With online commentators questioning the origins of the hairstyle, Detrick-Jules thinks the attempt to reframe the debate around hair occurs due to lack of knowledge and understanding of history. “The fact that our knowledge is so vague and often filled more with myths than facts, partly accounts for why there’s so much cultural appropriation.” She says braids originated in Africa around 3,500 years ago. “They have been used to indicate social status, religion, marital status and other identity markers. In other words, braids, like other Black hairstyles, are reflective of culture.”

Last year Selena Gomez was criticised after appearing on the cover of Interview magazine sporting braids. In May, Justin Bieber was called out online for wearing a cornrow hairstyle and Kim Kardashian has been called out regularly for “blackfishing”: appearing to wear hairstyles such as braids, and tan makeup, allegedly in order to look Black. Detrick-Jules thinks incidents like these keep happening because of a misconception about the meaning of the style.

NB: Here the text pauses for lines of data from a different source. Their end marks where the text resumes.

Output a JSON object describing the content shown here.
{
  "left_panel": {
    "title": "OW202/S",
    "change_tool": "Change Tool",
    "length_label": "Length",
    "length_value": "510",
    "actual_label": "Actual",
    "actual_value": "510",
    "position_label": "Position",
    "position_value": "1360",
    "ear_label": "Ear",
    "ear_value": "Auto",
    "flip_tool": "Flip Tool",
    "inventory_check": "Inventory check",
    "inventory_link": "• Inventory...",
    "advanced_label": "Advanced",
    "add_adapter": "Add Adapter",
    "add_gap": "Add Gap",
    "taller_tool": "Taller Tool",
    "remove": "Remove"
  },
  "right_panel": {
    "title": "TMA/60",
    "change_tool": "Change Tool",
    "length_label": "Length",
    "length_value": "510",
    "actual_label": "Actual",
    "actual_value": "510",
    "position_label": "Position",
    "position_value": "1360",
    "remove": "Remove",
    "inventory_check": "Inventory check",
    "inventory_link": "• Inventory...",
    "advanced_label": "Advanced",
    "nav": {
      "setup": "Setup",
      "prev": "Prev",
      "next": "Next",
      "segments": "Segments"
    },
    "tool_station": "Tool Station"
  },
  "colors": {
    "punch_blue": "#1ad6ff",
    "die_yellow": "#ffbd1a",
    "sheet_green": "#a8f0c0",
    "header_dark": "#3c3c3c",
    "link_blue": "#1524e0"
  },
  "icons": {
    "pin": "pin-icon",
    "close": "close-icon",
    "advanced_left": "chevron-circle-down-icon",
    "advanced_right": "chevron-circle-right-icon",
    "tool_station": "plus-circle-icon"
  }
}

“I look at the education system here in the United States and it’s clear that we have been miseducated about our history, in particular with regards to indigenous and Black history,” she says. In that context, Detrick-Jules says it’s easy to understand why a non-Black woman might think that it’s OK to have braids put into her hair. “[They] don’t understand that, for us, Black hair is Black history. [They] also don’t understand the centuries of real trauma Black women have suffered because of our hair and so [a non-Black woman] doesn’t understand that, to us, braids or other natural Black hairstyles aren’t ‘fashion’. They are history, they are our connection to our ancestors – a connection that was deliberately broken by the slave trade – they are heritage.”

• Savage X Fenty has been approached for a comment.